CHAPTERS
Why “test-time compute” matters: the thinking lever
Alexander Brichen introduces the core idea: Claude can spend more compute at inference time (more tokens, more time) to solve harder problems better. The talk frames this as a practical “lever” users can influence to trade latency and cost for higher-quality outcomes.
Reasoning models and scaling: train-time vs test-time compute
The speaker connects recent progress in “reasoning models” to the broader scaling story. Performance rises both when models get larger (train-time compute) and when they are allowed to think longer at inference (test-time compute).
Live demo setup: traffic-light car simulation prompt
To make the concept tangible, the talk uses a single coding/simulation prompt and runs it at three effort settings. This establishes a controlled comparison where only the effort level changes.
Low effort output: fast, workable, but simplistic
At low effort, Claude produces a functional simulation with basic dynamics. However, it’s relatively simple and contains design limitations that would benefit from more deliberation.
High effort output: more realism and better scene reasoning
With higher effort, Claude spends roughly double the time/tokens and produces a more complex simulation. The result improves in realism and shows better “common sense” adjustments, though still imperfect.
Max effort output: 10× compute for highest fidelity
At max effort, Claude uses about an order of magnitude more time/tokens and delivers the most detailed and visually coherent simulation. The improvements illustrate how additional test-time compute can raise solution quality on complex tasks.
Long-horizon capability: from minutes to days of “work”
The talk broadens from the demo to a future-facing view: models may extend from seconds/minutes of work to days/weeks/months. A benchmark narrative (“meter”/autonomy) is used to suggest increasing ability to complete longer tasks with acceptable accuracy.
The three components of test-time compute: thinking, tools, text
Test-time compute is decomposed into three token-consuming activities. This helps users reason about where compute goes and why different workloads may require different configurations.
User controls: effort dial vs budgets
The speaker explains the two primary mechanisms users have to shape runtime compute.

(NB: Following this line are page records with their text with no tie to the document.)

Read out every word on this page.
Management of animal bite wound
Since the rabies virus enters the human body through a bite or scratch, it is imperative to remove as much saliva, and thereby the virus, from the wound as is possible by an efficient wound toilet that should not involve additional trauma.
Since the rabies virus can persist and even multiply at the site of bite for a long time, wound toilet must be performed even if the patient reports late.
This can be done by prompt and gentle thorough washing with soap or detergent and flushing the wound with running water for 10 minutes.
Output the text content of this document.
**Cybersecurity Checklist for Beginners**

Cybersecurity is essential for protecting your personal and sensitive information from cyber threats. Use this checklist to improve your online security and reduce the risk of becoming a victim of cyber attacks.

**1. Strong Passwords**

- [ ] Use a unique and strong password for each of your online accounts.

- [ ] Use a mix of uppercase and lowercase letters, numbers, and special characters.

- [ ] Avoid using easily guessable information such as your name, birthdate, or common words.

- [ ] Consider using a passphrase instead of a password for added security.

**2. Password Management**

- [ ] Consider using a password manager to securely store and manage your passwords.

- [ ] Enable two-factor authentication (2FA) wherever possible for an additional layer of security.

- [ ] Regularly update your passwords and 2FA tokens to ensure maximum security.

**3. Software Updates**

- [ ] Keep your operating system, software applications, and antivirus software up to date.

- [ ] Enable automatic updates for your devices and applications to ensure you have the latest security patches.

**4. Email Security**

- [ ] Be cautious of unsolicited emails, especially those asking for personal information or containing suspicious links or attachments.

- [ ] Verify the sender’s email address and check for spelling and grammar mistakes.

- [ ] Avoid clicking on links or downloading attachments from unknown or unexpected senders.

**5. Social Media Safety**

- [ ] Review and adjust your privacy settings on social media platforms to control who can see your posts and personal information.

Effort is a coarse “low→max” dial, while budgets impose stricter constraints such as max tokens or task budgets.
From sequential to interleaved to adaptive thinking
The serving approach evolved from a single “think then act” block to a more human-like loop of acting and reflecting. Adaptive thinking generalizes this by letting the model decide when to think, call tools, or respond with text.
Why a “thinking toggle” is the wrong mental model
Turning thinking on/off is framed as disabling a core capability rather than expressing how hard the model should work. The recommended framing is to always provide the capability and control intensity via effort/budgets.
Effort best practices: evaluate performance and expect diminishing returns
Choosing an effort level should be driven by measurement on representative tasks. The talk emphasizes diminishing marginal returns at the high end and recommends using difficult evals to identify the sweet spot.
Rules of thumb by effort level + “Claude Plays Pokémon” insight
Practical guidance is given for when to use each effort setting, including a surprising example where low effort produces a clever, shortcut-seeking strategy. This highlights that constraints can change the model’s approach, not just quality.
Model size vs effort: when to use Haiku vs Opus
The talk compares a Haiku-generated simulation with the Opus result to illustrate that effort can’t fully substitute for base model capability. If the task needs real intelligence, a larger model at lower effort may outperform a smaller model at higher effort.
Closing takeaways: enable thinking, use evals, default to extra high, aim for constraint-based autonomy
The speaker summarizes actionable recommendations and the longer-term vision. The end state is to set goals and budgets while Claude automatically allocates compute appropriately for the task’s importance and horizon.